3. A robot must protect its own existance as long as such protection does 
   not conflict with the first or second law. 


HOROWITZ'S SONG FOR IN-HOUSE COMPUTER PROGRAMS

"I/O, I/O, it's off to work we go ..."


HOROWITZ'S RULES

1. Wisdom consists of knowing when to avoid perfection.
2. A computer makes as many mistakes in two seconds as twenty men working 
   twenty years make. 
3. There exist unthinkable thoughts.


GALEF'S DEDUCTIONS

1. Microminiaturazation just makes the problem harder to get at.
2. Flaws found in the program will usually turn out to be flaws in the 
   system, but never vice versa. 
3. Fallible men design fallible computers.


HUNT'S LAW OF SUSPENSE

If any work has a suspense date on it, that work will be completed as close 
to the suspense date as possible regardless of how far in advance the work 
was programmed. 


A LAW FOR THE FUTURE

If it's not in a computer, it doesn't exist.


MC AULEY'S AXIOM

If a system is of sufficient complexity, it will be built before it is 
designed, implemented before it is tested, and outdated before it is 
debugged. 


MAIER'S LAWS

1. If the facts do not conform to the theory, they must be disposed of.
2. The bigger the theory the better.


ANOTHER ONE OF MURPHY'S LAWS

If mathematically you end up with the incorrect answer, try multiplying by 
the page number. 


SNAFU EQUATIONS

1. Given any problem containing n equations, there will be n+1 unknowns. 
2. An object or bit of information most needed will be least available. 
3. Any device requiring service or adjustment will be least accessible.
4. Interchangeable devices won't.
5. Badness comes in waves.


BRADLEY'S BROMIDE

If computers get too powerful, we can organize them into committee. That'll 
do them in!!! 


THE ENGINEER'S LAW

If it can't be done with jumpers, it isn't worth doing.


ARTHUR C. CLARK'S LAW

It has yet to be proven that intelligence has any survival value.


THE FAIL-SAFE THEOREM

When a fail-safe system fails, it fails by failing to be fail-safe. 


LAUNEGAYER'S MAXIM

All the world's an analog stage, and digital circuits play only bit parts. 
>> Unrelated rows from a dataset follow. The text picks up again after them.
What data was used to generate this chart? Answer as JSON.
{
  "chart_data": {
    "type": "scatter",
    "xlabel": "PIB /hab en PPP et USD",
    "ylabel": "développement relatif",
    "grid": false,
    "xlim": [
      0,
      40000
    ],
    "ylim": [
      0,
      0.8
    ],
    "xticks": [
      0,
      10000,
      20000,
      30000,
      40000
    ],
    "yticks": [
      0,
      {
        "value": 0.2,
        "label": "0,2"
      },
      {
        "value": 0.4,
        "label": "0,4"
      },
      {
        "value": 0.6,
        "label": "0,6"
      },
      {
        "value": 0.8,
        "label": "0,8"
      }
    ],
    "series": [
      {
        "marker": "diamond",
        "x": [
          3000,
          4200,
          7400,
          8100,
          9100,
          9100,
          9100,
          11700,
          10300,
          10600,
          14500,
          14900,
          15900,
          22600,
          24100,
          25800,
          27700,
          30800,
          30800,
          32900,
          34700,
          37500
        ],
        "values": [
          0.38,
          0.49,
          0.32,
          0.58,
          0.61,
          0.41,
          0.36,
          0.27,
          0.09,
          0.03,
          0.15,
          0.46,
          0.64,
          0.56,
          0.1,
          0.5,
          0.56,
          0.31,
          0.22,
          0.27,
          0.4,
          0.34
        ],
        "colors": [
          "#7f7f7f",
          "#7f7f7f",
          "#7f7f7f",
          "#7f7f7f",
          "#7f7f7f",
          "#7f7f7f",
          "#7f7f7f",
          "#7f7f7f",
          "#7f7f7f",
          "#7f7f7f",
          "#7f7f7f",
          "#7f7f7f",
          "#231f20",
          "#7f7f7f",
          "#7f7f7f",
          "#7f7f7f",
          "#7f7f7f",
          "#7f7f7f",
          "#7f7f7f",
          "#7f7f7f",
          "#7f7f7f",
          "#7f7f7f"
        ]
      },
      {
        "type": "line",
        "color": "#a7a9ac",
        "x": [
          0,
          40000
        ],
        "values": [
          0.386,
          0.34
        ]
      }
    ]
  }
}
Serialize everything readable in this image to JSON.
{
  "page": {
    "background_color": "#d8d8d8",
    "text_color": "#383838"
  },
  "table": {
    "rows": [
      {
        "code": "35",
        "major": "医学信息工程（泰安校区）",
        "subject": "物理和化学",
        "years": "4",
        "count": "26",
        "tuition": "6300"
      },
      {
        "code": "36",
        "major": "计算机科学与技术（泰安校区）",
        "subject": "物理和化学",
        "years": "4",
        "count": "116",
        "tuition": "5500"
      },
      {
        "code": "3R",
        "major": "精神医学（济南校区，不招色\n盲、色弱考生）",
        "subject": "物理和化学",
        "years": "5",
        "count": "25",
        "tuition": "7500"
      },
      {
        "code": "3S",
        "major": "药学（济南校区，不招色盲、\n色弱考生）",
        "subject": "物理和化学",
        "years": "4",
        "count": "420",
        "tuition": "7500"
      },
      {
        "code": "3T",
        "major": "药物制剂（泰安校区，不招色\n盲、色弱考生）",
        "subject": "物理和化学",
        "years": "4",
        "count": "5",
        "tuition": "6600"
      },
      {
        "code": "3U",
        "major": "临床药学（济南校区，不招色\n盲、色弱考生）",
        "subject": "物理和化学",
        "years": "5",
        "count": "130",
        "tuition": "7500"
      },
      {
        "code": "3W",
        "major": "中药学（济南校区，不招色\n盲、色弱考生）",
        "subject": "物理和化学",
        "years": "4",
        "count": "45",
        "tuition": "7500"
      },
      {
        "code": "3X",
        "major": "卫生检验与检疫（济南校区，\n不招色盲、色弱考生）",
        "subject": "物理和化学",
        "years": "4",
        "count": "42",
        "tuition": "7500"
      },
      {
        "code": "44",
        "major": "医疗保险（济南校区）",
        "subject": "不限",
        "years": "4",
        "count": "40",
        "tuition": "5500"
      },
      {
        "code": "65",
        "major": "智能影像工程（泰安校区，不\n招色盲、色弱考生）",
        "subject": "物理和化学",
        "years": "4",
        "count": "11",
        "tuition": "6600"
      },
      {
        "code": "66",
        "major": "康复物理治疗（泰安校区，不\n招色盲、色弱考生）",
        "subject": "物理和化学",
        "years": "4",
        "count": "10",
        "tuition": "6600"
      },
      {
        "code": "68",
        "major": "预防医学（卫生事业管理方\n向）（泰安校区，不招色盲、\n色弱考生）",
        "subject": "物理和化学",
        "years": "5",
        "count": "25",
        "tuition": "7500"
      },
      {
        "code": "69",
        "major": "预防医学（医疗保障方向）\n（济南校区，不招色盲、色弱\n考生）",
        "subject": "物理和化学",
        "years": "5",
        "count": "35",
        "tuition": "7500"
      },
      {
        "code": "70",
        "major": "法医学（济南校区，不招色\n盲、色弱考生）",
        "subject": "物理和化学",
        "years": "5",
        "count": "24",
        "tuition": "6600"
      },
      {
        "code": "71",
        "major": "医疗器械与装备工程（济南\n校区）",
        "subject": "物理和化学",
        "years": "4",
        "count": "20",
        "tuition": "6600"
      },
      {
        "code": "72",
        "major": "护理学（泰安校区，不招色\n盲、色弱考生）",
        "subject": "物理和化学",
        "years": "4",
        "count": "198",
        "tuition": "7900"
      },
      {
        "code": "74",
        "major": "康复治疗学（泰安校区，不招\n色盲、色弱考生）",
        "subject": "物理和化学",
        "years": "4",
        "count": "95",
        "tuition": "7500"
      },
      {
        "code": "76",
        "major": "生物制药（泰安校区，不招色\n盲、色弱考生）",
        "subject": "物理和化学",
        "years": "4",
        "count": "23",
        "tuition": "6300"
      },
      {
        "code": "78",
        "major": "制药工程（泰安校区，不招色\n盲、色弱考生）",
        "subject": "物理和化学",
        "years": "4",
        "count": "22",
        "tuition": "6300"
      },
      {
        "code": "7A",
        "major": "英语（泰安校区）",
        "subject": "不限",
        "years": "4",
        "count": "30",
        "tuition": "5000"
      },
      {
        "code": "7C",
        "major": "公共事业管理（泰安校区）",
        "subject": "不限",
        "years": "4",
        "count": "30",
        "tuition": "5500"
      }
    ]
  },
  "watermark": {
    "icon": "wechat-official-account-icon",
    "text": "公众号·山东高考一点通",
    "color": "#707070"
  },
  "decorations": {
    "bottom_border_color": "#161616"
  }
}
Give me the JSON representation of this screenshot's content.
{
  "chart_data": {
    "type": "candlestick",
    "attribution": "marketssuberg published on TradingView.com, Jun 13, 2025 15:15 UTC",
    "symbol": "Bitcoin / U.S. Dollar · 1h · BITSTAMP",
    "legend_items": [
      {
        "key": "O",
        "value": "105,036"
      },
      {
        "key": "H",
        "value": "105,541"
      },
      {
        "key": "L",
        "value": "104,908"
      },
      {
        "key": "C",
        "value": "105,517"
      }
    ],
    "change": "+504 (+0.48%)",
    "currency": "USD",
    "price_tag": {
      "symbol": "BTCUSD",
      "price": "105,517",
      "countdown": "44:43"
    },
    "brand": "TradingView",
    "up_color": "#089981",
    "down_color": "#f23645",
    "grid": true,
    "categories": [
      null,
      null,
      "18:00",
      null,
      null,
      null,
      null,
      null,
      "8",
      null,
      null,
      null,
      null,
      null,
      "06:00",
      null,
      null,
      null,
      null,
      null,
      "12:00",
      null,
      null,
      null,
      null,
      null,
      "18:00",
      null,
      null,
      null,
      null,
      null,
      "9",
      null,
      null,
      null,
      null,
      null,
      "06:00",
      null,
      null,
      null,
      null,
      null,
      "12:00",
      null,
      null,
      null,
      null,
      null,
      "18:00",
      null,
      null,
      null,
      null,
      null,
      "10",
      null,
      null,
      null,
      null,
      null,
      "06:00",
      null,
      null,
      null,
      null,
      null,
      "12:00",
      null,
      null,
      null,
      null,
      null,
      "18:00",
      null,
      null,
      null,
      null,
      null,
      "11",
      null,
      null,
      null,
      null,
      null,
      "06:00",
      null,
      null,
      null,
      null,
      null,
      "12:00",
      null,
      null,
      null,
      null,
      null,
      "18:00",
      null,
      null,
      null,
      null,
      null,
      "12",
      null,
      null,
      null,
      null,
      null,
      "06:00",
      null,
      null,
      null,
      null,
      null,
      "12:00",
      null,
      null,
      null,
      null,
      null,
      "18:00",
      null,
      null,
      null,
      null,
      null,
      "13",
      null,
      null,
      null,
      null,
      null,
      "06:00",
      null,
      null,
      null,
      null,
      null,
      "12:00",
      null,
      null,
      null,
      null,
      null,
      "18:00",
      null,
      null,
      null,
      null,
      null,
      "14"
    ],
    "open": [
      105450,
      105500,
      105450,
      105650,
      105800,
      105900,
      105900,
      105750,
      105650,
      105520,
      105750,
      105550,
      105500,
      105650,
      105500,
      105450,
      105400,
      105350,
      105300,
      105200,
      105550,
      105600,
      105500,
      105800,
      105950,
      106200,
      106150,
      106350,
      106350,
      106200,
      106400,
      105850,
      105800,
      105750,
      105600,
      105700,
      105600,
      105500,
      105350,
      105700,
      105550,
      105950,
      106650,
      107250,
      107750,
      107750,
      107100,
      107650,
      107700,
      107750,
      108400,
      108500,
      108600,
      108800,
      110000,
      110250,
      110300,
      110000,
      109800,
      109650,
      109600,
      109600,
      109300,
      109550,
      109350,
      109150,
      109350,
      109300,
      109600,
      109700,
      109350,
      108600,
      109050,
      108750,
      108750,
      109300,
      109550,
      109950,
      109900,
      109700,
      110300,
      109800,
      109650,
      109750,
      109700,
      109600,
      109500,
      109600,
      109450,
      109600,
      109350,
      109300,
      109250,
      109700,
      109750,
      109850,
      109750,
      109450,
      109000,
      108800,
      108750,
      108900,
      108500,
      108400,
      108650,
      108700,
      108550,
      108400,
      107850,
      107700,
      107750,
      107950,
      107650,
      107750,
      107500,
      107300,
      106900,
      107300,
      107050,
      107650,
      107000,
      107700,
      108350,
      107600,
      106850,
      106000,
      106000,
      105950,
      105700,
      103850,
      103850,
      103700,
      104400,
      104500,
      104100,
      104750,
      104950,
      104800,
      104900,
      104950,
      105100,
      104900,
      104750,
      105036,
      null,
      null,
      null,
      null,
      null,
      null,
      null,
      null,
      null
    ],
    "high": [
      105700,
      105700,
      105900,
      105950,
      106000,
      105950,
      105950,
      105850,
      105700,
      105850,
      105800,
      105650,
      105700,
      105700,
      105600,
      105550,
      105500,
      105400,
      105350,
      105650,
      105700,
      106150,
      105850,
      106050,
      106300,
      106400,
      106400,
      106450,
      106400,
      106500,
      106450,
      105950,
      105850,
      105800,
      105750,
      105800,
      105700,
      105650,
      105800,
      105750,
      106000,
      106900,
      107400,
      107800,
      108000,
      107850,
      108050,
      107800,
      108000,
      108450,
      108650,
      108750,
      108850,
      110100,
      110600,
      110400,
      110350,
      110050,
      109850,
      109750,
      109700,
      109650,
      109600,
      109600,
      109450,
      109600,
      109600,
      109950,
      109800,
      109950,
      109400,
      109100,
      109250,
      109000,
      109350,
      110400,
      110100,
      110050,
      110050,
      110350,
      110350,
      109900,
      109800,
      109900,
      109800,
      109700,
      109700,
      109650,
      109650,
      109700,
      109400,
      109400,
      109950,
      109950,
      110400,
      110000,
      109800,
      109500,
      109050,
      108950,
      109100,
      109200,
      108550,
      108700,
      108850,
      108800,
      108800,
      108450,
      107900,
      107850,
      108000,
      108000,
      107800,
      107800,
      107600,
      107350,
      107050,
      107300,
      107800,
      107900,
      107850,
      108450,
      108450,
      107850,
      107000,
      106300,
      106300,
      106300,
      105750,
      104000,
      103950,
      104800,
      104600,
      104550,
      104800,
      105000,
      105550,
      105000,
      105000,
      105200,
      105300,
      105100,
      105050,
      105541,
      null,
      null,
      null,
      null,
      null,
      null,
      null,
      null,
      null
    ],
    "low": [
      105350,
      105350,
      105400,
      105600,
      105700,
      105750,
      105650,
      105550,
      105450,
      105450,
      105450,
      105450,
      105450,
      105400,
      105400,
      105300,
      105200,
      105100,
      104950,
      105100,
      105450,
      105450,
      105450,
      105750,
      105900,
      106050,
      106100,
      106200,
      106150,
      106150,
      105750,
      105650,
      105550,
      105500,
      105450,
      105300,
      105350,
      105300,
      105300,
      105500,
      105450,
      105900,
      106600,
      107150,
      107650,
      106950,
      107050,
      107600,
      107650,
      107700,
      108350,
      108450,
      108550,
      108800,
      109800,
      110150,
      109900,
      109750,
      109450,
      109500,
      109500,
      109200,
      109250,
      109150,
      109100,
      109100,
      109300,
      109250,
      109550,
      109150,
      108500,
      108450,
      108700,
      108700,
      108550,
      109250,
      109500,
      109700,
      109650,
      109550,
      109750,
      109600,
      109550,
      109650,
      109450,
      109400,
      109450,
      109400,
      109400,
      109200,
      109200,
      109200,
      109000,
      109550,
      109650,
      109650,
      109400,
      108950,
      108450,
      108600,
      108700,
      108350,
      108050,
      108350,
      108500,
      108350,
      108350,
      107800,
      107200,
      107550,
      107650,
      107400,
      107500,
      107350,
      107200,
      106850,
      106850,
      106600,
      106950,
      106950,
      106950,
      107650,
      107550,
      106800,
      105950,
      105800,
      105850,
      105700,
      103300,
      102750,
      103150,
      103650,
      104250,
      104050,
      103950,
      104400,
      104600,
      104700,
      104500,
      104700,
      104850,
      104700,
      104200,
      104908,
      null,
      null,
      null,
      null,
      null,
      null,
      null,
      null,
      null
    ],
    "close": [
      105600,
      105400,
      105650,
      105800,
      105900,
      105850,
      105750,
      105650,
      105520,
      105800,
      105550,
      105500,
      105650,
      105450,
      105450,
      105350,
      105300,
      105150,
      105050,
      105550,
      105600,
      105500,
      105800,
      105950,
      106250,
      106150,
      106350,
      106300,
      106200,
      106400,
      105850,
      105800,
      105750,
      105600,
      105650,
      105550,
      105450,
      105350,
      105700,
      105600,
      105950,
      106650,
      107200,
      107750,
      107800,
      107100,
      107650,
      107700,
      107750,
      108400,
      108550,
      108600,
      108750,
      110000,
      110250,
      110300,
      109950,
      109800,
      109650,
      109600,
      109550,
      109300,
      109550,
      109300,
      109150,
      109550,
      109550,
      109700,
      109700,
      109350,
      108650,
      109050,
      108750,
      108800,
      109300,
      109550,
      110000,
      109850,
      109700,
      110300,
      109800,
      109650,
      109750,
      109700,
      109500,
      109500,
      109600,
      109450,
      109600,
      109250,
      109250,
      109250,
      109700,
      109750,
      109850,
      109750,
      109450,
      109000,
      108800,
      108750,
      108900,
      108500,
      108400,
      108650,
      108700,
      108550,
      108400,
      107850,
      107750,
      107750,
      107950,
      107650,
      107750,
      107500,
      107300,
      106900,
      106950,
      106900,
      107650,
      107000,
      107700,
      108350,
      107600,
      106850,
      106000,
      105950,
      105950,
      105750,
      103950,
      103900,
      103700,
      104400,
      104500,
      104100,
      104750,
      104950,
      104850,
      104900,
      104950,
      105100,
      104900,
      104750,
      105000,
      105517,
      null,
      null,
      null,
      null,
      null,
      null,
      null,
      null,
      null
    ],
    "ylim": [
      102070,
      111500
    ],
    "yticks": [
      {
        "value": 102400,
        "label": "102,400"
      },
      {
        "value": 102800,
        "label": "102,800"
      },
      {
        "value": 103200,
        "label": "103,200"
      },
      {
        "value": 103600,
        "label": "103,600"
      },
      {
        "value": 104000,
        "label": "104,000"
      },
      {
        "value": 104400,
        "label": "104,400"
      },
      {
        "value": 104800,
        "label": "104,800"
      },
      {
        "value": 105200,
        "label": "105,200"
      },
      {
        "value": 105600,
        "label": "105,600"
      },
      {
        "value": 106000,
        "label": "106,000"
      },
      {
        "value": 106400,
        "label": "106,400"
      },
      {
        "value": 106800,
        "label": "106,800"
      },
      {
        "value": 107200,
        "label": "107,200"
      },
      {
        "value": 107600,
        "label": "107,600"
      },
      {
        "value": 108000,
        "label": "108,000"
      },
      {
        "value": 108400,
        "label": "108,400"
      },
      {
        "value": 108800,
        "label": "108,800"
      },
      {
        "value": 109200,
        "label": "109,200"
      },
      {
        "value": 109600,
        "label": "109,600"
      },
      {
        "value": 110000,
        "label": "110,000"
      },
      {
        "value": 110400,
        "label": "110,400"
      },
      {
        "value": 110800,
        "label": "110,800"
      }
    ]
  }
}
FEATHERSTONE'S ACCURATE STEPS TO SYSTEMS DEVELOPMENT

1. Wild Enthusiasm
2. Disillusionment
3. Total confusion
4. Search for the Guilty
5. Punishment of the iNnocent
6. Promotion of Nonparticipants


WEINBERG'S LAW

If builders built buildings the way the programmers wrote programs, the 
first woodpecker that came along would destroy civilization.